## Flüge mit Ferien mergen

In [1]:
import pandas as pd
from pathlib import Path
import requests
import numpy as np
pd.set_option('display.max_columns', None)
# ===============================
# PARAMETER
# ===============================
PATH_FLIGHTS = "flights_with_weather_HALBHOUR_merged.csv"   # ggf. .parquet, siehe unten
PATH_VAC     = "ch_school_vacations_30min.csv"              # dein Ferien-Grid (30min)
OUT_FILE     = "flights_with_weather_vacations_HALBHOUR_merged.csv"

# Falls deine Dateien Parquet sind, entweder:
# PATH_FLIGHTS = "flights_with_weather_HALBHOUR_merged.parquet"
# PATH_VAC     = "ch_school_vacations_30min.parquet"

# ===============================
# HELFER
# ===============================
def read_any(path: str) -> pd.DataFrame:
    p = Path(path)
    if not p.exists():
        raise FileNotFoundError(f"Datei nicht gefunden: {p}")
    if p.suffix.lower() in [".parquet", ".pq"]:
        return pd.read_parquet(p)
    # Default: CSV
    return pd.read_csv(p)

def detect_time_col(df: pd.DataFrame) -> str:
    candidates = [c for c in df.columns]
    # häufige Namen, in bevorzugter Reihenfolge
    preferred = ["time", "timestamp", "datetime", "date_time", "DateTime", "Zeit", "ts"]
    for name in preferred:
        for c in candidates:
            if c.lower() == name.lower():
                return c
    # fallback: erste Datetime-ähnliche Spalte
    for c in df.columns:
        try:
            pd.to_datetime(df[c])
            return c
        except Exception:
            continue
    raise ValueError("Konnte keine Zeitspalte automatisch erkennen.")

def ensure_datetime(df: pd.DataFrame, col: str) -> pd.DataFrame:
    df = df.copy()
    df[col] = pd.to_datetime(df[col], utc=True, errors="raise")
    return df

# ===============================
# LADEN
# ===============================
df_f = read_any(PATH_FLIGHTS)
df_v = read_any(PATH_VAC)

col_f_time = detect_time_col(df_f)
col_v_time = detect_time_col(df_v)

df_f = ensure_datetime(df_f, col_f_time)
df_v = ensure_datetime(df_v, col_v_time)

# Einheitlicher Name für Merge
df_f = df_f.rename(columns={col_f_time: "ts"})
df_v = df_v.rename(columns={col_v_time: "ts"})

# Duplikate (Sicherheit) im Ferien-Grid entfernen
df_v = df_v.sort_values("ts").drop_duplicates(subset=["ts"], keep="last")
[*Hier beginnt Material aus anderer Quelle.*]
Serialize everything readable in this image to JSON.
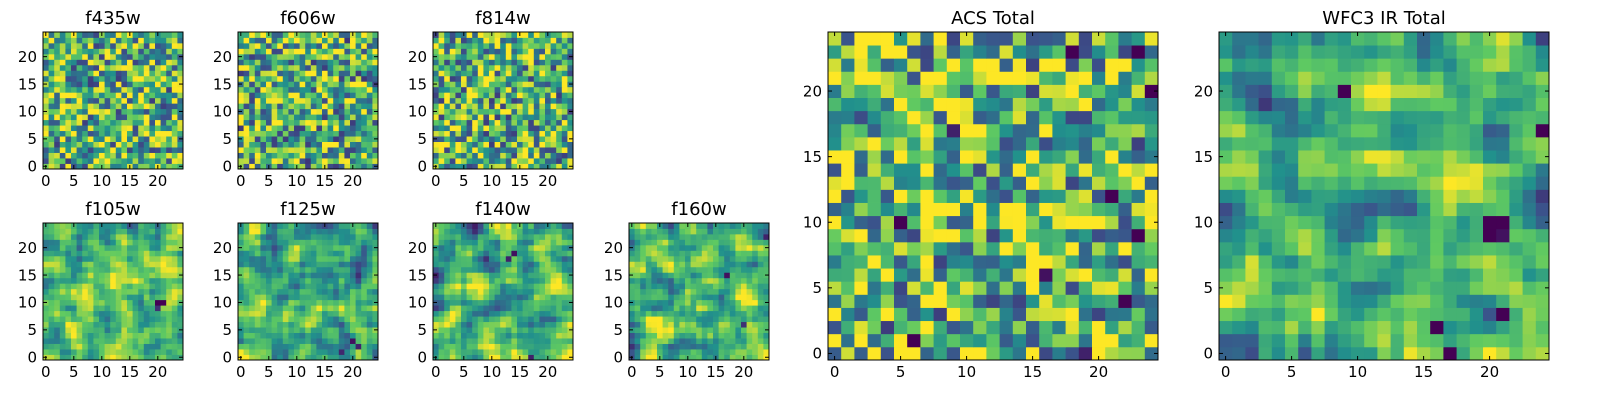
{
  "figure": {
    "colormap": "viridis",
    "colormap_stops": [
      "#440154",
      "#3b528b",
      "#21918c",
      "#5ec962",
      "#fde725"
    ],
    "background": "#ffffff"
  },
  "chart_data": [
    {
      "type": "heatmap",
      "title": "f435w",
      "grid_size": [
        25,
        25
      ],
      "xticks": [
        0,
        5,
        10,
        15,
        20
      ],
      "yticks": [
        0,
        5,
        10,
        15,
        20
      ],
      "tick_labels": {
        "x": [
          "0",
          "5",
          "10",
          "15",
          "20"
        ],
        "y": [
          "0",
          "5",
          "10",
          "15",
          "20"
        ]
      },
      "texture": "uniform-noise",
      "value_range": [
        0,
        1
      ],
      "median": 0.66,
      "hotspots": []
    },
    {
      "type": "heatmap",
      "title": "f606w",
      "grid_size": [
        25,
        25
      ],
      "xticks": [
        0,
        5,
        10,
        15,
        20
      ],
      "yticks": [
        0,
        5,
        10,
        15,
        20
      ],
      "tick_labels": {
        "x": [
          "0",
          "5",
          "10",
          "15",
          "20"
        ],
        "y": [
          "0",
          "5",
          "10",
          "15",
          "20"
        ]
      },
      "texture": "uniform-noise",
      "value_range": [
        0,
        1
      ],
      "median": 0.64,
      "hotspots": []
    },
    {
      "type": "heatmap",
      "title": "f814w",
      "grid_size": [
        25,
        25
      ],
      "xticks": [
        0,
        5,
        10,
        15,
        20
      ],
      "yticks": [
        0,
        5,
        10,
        15,
        20
      ],
      "tick_labels": {
        "x": [
          "0",
          "5",
          "10",
          "15",
          "20"
        ],
        "y": [
          "0",
          "5",
          "10",
          "15",
          "20"
        ]
      },
      "texture": "uniform-noise",
      "value_range": [
        0,
        1
      ],
      "median": 0.66,
      "hotspots": []
    },
    {
      "type": "heatmap",
      "title": "f105w",
      "grid_size": [
        25,
        25
      ],
      "xticks": [
        0,
        5,
        10,
        15,
        20
      ],
      "yticks": [
        0,
        5,
        10,
        15,
        20
      ],
      "tick_labels": {
        "x": [
          "0",
          "5",
          "10",
          "15",
          "20"
        ],
        "y": [
          "0",
          "5",
          "10",
          "15",
          "20"
        ]
      },
      "texture": "smooth-noise",
      "value_range": [
        0,
        1
      ],
      "median": 0.68,
      "hotspots": [
        {
          "x": 20,
          "y": 10,
          "value": 0.0
        },
        {
          "x": 21,
          "y": 10,
          "value": 0.0
        },
        {
          "x": 20,
          "y": 9,
          "value": 0.15
        }
      ]
    },
    {
      "type": "heatmap",
      "title": "f125w",
      "grid_size": [
        25,
        25
      ],
      "xticks": [
        0,
        5,
        10,
        15,
        20
      ],
      "yticks": [
        0,
        5,
        10,
        15,
        20
      ],
      "tick_labels": {
        "x": [
          "0",
          "5",
          "10",
          "15",
          "20"
        ],
        "y": [
          "0",
          "5",
          "10",
          "15",
          "20"
        ]
      },
      "texture": "smooth-noise",
      "value_range": [
        0,
        1
      ],
      "median": 0.62,
      "hotspots": [
        {
          "x": 20,
          "y": 3,
          "value": 0.05
        },
        {
          "x": 21,
          "y": 2,
          "value": 0.1
        },
        {
          "x": 18,
          "y": 1,
          "value": 0.12
        }
      ]
    },
    {
      "type": "heatmap",
      "title": "f140w",
      "grid_size": [
        25,
        25
      ],
      "xticks": [
        0,
        5,
        10,
        15,
        20
      ],
      "yticks": [
        0,
        5,
        10,
        15,
        20
      ],
      "tick_labels": {
        "x": [
          "0",
          "5",
          "10",
          "15",
          "20"
        ],
        "y": [
          "0",
          "5",
          "10",
          "15",
          "20"
        ]
      },
      "texture": "smooth-noise",
      "value_range": [
        0,
        1
      ],
      "median": 0.62,
      "hotspots": [
        {
          "x": 14,
          "y": 19,
          "value": 0.05
        },
        {
          "x": 13,
          "y": 18,
          "value": 0.1
        },
        {
          "x": 17,
          "y": 0,
          "value": 0.1
        }
      ]
    },
    {
      "type": "heatmap",
      "title": "f160w",
      "grid_size": [
        25,
        25
      ],
      "xticks": [
        0,
        5,
        10,
        15,
        20
      ],
      "yticks": [
        0,
        5,
        10,
        15,
        20
      ],
      "tick_labels": {
        "x": [
          "0",
          "5",
          "10",
          "15",
          "20"
        ],
        "y": [
          "0",
          "5",
          "10",
          "15",
          "20"
        ]
      },
      "texture": "smooth-noise",
      "value_range": [
        0,
        1
      ],
      "median": 0.66,
      "hotspots": [
        {
          "x": 17,
          "y": 15,
          "value": 0.05
        },
        {
          "x": 24,
          "y": 22,
          "value": 0.1
        },
        {
          "x": 20,
          "y": 6,
          "value": 0.15
        }
      ]
    },
    {
      "type": "heatmap",
      "title": "ACS Total",
      "grid_size": [
        25,
        25
      ],
      "xticks": [
        0,
        5,
        10,
        15,
        20
      ],
      "yticks": [
        0,
        5,
        10,
        15,
        20
      ],
      "tick_labels": {
        "x": [
          "0",
          "5",
          "10",
          "15",
          "20"
        ],
        "y": [
          "0",
          "5",
          "10",
          "15",
          "20"
        ]
      },
      "texture": "uniform-noise",
      "value_range": [
        0,
        1
      ],
      "median": 0.66,
      "hotspots": [
        {
          "x": 18,
          "y": 23,
          "value": 0.0
        },
        {
          "x": 23,
          "y": 23,
          "value": 0.0
        },
        {
          "x": 24,
          "y": 20,
          "value": 0.0
        },
        {
          "x": 9,
          "y": 17,
          "value": 0.1
        },
        {
          "x": 5,
          "y": 10,
          "value": 0.0
        },
        {
          "x": 21,
          "y": 12,
          "value": 0.0
        },
        {
          "x": 23,
          "y": 9,
          "value": 0.0
        },
        {
          "x": 16,
          "y": 6,
          "value": 0.05
        },
        {
          "x": 22,
          "y": 4,
          "value": 0.0
        },
        {
          "x": 6,
          "y": 1,
          "value": 0.0
        },
        {
          "x": 19,
          "y": 0,
          "value": 0.1
        }
      ]
    },
    {
      "type": "heatmap",
      "title": "WFC3 IR Total",
      "grid_size": [
        25,
        25
      ],
      "xticks": [
        0,
        5,
        10,
        15,
        20
      ],
      "yticks": [
        0,
        5,
        10,
        15,
        20
      ],
      "tick_labels": {
        "x": [
          "0",
          "5",
          "10",
          "15",
          "20"
        ],
        "y": [
          "0",
          "5",
          "10",
          "15",
          "20"
        ]
      },
      "texture": "smooth-noise",
      "value_range": [
        0,
        1
      ],
      "median": 0.64,
      "hotspots": [
        {
          "x": 9,
          "y": 20,
          "value": 0.0
        },
        {
          "x": 24,
          "y": 17,
          "value": 0.0
        },
        {
          "x": 20,
          "y": 10,
          "value": 0.0
        },
        {
          "x": 21,
          "y": 10,
          "value": 0.0
        },
        {
          "x": 20,
          "y": 9,
          "value": 0.0
        },
        {
          "x": 21,
          "y": 9,
          "value": 0.05
        },
        {
          "x": 21,
          "y": 3,
          "value": 0.0
        },
        {
          "x": 16,
          "y": 2,
          "value": 0.0
        },
        {
          "x": 17,
          "y": 0,
          "value": 0.0
        }
      ]
    }
  ]
}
# Welche Spalten aus Ferien-Datei anhängen?
vac_cols = [c for c in df_v.columns if c != "ts"]

# ===============================
# MERGE (Ferien ans ENDE)
# ===============================
# Left-Join auf deinem Flights/Weather-Raster, dadurch bleibt die Zeilenanzahl exakt erhalten
merged = pd.merge(df_f, df_v[["ts"] + vac_cols], on="ts", how="left")

# Ferien-Spalten wirklich ans Ende verschieben (falls Merge sie dazwischen einsortiert hat)
base_cols = [c for c in merged.columns if c not in vac_cols]
merged = merged[base_cols + vac_cols]

# ===============================
# QUALITÄTSCHECKS
# ===============================
assert len(merged) == len(df_f), "Zeilenanzahl hat sich unerwartet verändert."
missing = merged[vac_cols].isna().all(axis=1).sum()
print(f"Info: {missing} Zeitschritte ohne Ferien-Match (ist normal, wenn ausserhalb Gültigkeit).")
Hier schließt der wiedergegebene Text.